Herbs & Spices
Ground Cinnamon Conversion
Ground Cinnamon weighs 125g per US cup.
Conventionally measured by the teaspoon — a cup of ground cinnamon is not a realistic recipe quantity.
| Amount | Grams | Ounces |
|---|---|---|
| 1 cup | 125.0 g | 4.41 oz |
| 1/2 cup | 62.5 g | 2.20 oz |
| 1/4 cup | 31.3 g | 1.10 oz |
| 1 tbsp | 7.8 g | 0.28 oz |
| 1 tsp | 2.6 g | 0.09 oz |
| 100 g | 100.0 g | 3.53 oz |
Need a different amount? Use the full Ingredient Converter tool.
125 grams is the theoretical weight of a full cup of ground cinnamon, but no baking recipe on earth calls for that — cinnamon does its work by the teaspoon, and a cup of it stirred into anything would blow past pleasantly spiced into simply inedible.
Most cinnamon sold in US grocery stores is cassia cinnamon, not the milder, more delicate "true" Ceylon cinnamon prized in parts of Europe and Latin America — cassia has a stronger, spicier flavor and a noticeably higher coumarin content (a naturally occurring compound with some health considerations at high intake), a genuine botanical and compositional difference between what many people think of as one single spice.
Ground cinnamon loses potency gradually over time even when properly sealed, since its flavor comes from volatile aromatic oils that slowly dissipate — a spice that's been sitting in the cabinet for a couple of years isn't unsafe, but it will taste noticeably milder and flatter than a fresher jar, worth knowing before assuming a recipe under-delivers on cinnamon flavor due to a measuring error rather than an old spice.
Ground cinnamon's cup weight (100g) is, as with most ground spices, mostly a scaling reference rather than a realistic quantity — worth noting separately is that most cinnamon sold in US supermarkets is cassia cinnamon, which has a sharper, more intense flavor than true Ceylon cinnamon, a real botanical distinction that affects how much a recipe should call for depending on which type is on hand.
Ceylon cinnamon, sometimes called "true cinnamon," is softer and more delicately flavored than cassia, and a recipe calling for one rather than the other by name is signaling a real, intentional flavor choice rather than a purely interchangeable ingredient.
How long does it last?
Storage & shelf life →
Frequently asked questions
Is all ground cinnamon the same?
No — most cinnamon sold in the US is cassia cinnamon, which has a stronger, spicier flavor and higher coumarin content than true Ceylon cinnamon, a milder variety more common in parts of Europe and Latin America; the two are genuinely different, not just differently labeled.
Does ground cinnamon go bad?
Kept dry, it isn't a safety risk even years later, but flavor is a different story — its aromatic oils dissipate gradually, so a jar that's sat around for a couple of years is still fine to eat, just noticeably flatter and milder than a fresh one.
Why is cinnamon almost never actually measured by the cup in real recipes?
It's an intensely flavored spice even in small amounts, so recipes conventionally call for it by the teaspoon; a full cup would overwhelm virtually any dish, which is why this site's cup conversion is a mathematical figure rather than a realistic recipe quantity.
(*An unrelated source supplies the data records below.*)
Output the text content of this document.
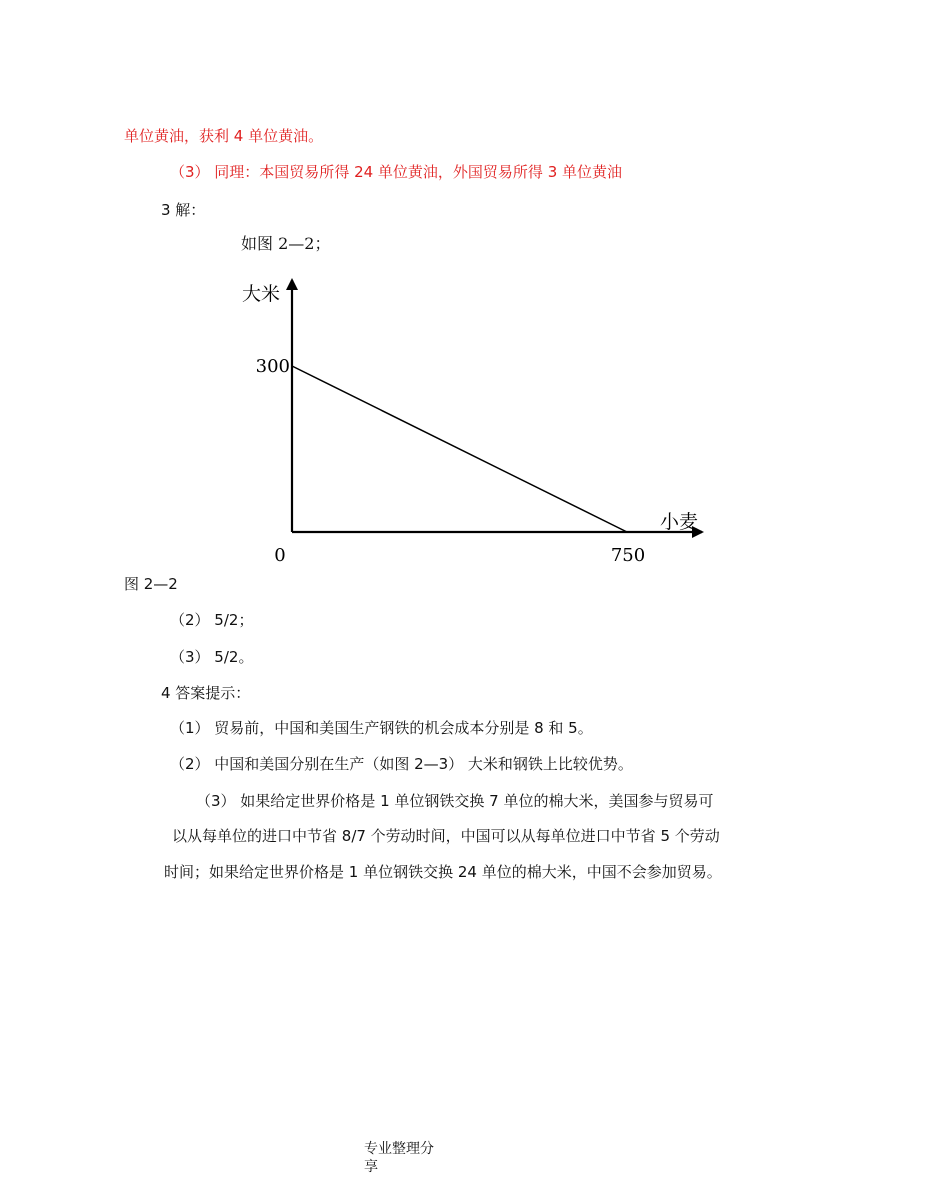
单位黄油，获利 4 单位黄油。
（3） 同理：本国贸易所得 24 单位黄油，外国贸易所得 3 单位黄油
3 解：
如图 2—2；
大米
小麦
300
0	750
图 2—2
（2） 5/2；
（3） 5/2。
4 答案提示：
（1） 贸易前，中国和美国生产钢铁的机会成本分别是 8 和 5。
（2） 中国和美国分别在生产（如图 2—3） 大米和钢铁上比较优势。
（3） 如果给定世界价格是 1 单位钢铁交换 7 单位的棉大米，美国参与贸易可
以从每单位的进口中节省 8/7 个劳动时间，中国可以从每单位进口中节省 5 个劳动
时间；如果给定世界价格是 1 单位钢铁交换 24 单位的棉大米，中国不会参加贸易。
专业整理分
享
Can I substitute Ceylon cinnamon for cassia cinnamon 1:1?
Volume-wise yes, but expect a milder, more delicate result, since Ceylon cinnamon's flavor is noticeably softer than cassia's stronger, spicier profile — a recipe developed around cassia may taste under-spiced if Ceylon is swapped in without adjustment.
How can I tell if my ground cinnamon has lost its potency?
Rub a small pinch between your fingers and smell it — fresh, potent cinnamon has a strong, warm aroma, while a jar that's lost potency will smell noticeably faint or muted even though it still looks and feels the same as a fresh jar.